There are so many things I could put into a blog post for Mother's Day. Memories of Mom-Eva, thoughts of love and gratitude for Mom-Ruthie (the best second mom ever) and Mom Martin (the best mom-in-law ever), funny sayings and exasperating moments arising from life with my offspring back when I was a young mother, lovely ways that my now-adult children are rising up and calling me blessed...you get the picture.
Photo Credit: Ken Martin
Among the habits and abilities one could pass along to children, there are certain skills that I think are beneficial for any young person to carry with them into adulthood - handy tools to pull out of one's carpenter apron in life, as it were. Here are three of them:
Skill #1. How to begin and maintain good conversation.
As an adult, one will likely encounter many situations in which steady and meaningful conversation is welcomed, if for nothing else but to override swallowing noises of guests at a Sunday dinner table, as my mom used to say. It can be of great benefit to have two or three conversation starters to pull out of one's bag to get things started. And just a hint on that - something I heard a long time ago and makes total sense to me: It is better to ask someone what they like about a thing, rather than if they like a certain object or situation. You'll be able to maintain a conversation much longer, for instance, if you ask a scholar "What do you like about school?" rather than "Do you like school?" Or, more appropriately for the season: "What do you like about your mother?" instead of "Do you like your mother?"
Skill #2. Knowing what to do when you're bored.
The current lockdown aspect of the COVID-19 pandemic has likely brought out the boredom feature of everyday life in many a household. What better time is there than now for honing the skill of coping or even thriving when bored? "Go read", "Here, I'll give you a chore to do", "Let's play a guessing game" were some of my mom's responses when I or one of my siblings posed the question of "I'm bored - what can I dooooo?" These suggestions join a host of possible ways to occupy one's body and mind in a meaningful way during a time of potential drudge and laziness. Learning to recognize the onset of boredom and knowing how to implement such boredom busters as reading, doing crafts, working on a project, engaging in hobbies, playing board games, writing, doing jigsaw puzzles, etc. is a skill worth developing. And, if all else fails, one can always resort to playing with words!
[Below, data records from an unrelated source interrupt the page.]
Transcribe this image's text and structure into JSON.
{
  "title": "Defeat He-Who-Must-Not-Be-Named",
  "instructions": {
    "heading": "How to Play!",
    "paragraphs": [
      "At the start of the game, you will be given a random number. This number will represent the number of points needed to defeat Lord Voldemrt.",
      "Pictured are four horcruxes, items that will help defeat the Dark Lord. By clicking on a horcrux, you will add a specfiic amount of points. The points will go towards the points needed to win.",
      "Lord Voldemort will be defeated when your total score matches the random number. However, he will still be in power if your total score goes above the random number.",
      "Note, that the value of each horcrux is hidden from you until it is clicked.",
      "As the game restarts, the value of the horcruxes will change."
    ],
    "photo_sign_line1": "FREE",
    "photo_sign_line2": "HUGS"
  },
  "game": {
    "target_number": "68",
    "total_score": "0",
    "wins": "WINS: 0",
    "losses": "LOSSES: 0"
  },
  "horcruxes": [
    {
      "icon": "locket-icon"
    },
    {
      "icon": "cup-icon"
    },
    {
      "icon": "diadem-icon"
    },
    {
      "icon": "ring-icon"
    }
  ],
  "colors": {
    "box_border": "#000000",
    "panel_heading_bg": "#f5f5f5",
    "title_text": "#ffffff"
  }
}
There are ever so many good uses for knowing how to process, clarify, record, document and remember something by writing it down. The older we grow, the more we realize that we will tend to forget the details of life happenings if we don't write them down as soon as possible after they happen. Journaling is a great way to practice this skill and one can begin it already at a young age. Making lists, using a planner, taking notes, and recording data are other great habits to develop along the writing lines. My sisters and I used to chuckle at our mom's propensity for splashing the name and date in magic marker seemingly on every gift or item she purchased, but now we find ourselves doing similarly. Is this for nostalgia's sake, or did her writing habits rub off on us? Even though she's been gone 25 years now, I keep thinking of things she taught me that I want to always remember, and to pass on to my children. Perhaps I'd better go write them down!
Are there things you would add to this list? What do you consider essential skills to pass on to the younger people in your life?